Se trata entonces de una nueva historia que ha modificado los cánones de la historia tradicional. En contraste con la historia que privilegiaba el análisis de las instituciones y de la vida política, la nueva se interesa por casi todos los ámbitos del pasado. Si la historia tradicional tenía por cometido la narración de los acontecimientos, la más reciente se ejercita en el análisis de las estructuras y prefiere la explicación. Mientras la antigua historia se centraba en las hazañas de los grandes hombres y en los acontecimientos espectaculares, la nueva ha recogido la presencia de los sectores populares y se ha explayado en historiar la vida de los marginados y de los ``pueblos sin historia''. Finalmente, frente a las pretensiones de la escuela positivista que ambicionaba contar la historia ``como realmente ocurrió'', las nuevas corrientes de interpretación del pasado asumen un moderado relativismo cultural. En lugar de pretender ser la ``Voz de la Historia'', la nueva historia se define como un conjunto de ``voces diversas y opuestas''.

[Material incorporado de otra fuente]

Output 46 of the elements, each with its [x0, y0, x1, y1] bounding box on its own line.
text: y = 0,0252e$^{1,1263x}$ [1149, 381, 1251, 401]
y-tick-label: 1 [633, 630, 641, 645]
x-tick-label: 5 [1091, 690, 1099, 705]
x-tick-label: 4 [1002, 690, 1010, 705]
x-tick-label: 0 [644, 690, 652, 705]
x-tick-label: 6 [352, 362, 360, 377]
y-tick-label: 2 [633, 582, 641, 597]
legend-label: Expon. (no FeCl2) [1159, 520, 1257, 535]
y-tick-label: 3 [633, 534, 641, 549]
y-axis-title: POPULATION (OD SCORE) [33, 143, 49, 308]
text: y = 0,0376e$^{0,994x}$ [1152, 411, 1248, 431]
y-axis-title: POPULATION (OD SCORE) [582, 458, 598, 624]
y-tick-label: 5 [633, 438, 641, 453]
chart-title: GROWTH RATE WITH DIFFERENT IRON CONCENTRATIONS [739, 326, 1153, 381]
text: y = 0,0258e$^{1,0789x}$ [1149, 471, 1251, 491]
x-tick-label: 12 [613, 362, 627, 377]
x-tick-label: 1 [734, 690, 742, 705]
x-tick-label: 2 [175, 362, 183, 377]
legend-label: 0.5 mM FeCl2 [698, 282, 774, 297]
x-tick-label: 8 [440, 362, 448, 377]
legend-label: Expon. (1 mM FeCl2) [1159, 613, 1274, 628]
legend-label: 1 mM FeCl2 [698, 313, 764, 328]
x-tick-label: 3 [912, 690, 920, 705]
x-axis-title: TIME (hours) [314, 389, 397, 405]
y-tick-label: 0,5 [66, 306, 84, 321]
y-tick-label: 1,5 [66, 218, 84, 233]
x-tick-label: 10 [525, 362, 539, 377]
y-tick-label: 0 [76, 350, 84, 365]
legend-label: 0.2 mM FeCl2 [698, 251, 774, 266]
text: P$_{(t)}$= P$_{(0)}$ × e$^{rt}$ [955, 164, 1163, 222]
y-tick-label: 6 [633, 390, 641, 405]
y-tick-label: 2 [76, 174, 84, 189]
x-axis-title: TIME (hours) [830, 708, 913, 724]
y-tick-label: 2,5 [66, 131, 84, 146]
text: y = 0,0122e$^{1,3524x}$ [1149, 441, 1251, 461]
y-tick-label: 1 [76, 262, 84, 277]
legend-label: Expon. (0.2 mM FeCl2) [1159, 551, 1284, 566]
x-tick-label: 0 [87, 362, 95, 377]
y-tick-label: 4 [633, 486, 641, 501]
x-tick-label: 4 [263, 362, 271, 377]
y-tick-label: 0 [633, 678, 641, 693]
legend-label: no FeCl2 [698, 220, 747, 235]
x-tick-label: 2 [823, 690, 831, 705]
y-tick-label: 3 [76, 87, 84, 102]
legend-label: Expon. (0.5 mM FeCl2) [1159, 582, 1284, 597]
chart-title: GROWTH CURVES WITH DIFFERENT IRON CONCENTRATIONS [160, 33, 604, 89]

El lector al que se dirige esta historia es un público académico, pero considerablemente ampliado por el crecimiento ininterrumpido del sistema universitario mundial y por los nuevos sistemas de comunicación masiva y las redes de difusión del conocimiento especializado. Se trata entonces de una historia que se lee simultáneamente en los principales centros científicos e intelectuales del mundo, y que dispone de medios de difusión de una proyección incomparable con respecto a los que había hace tres décadas. En los días que corren, el nombre de los historiadores y su pensamiento no circulan sólo en el ámbito del aula y los libros. Están presentes en las revistas de difusión mundial, en las páginas culturales de los diarios, en los programas de radio, en las pantallas de televisión y en Internet.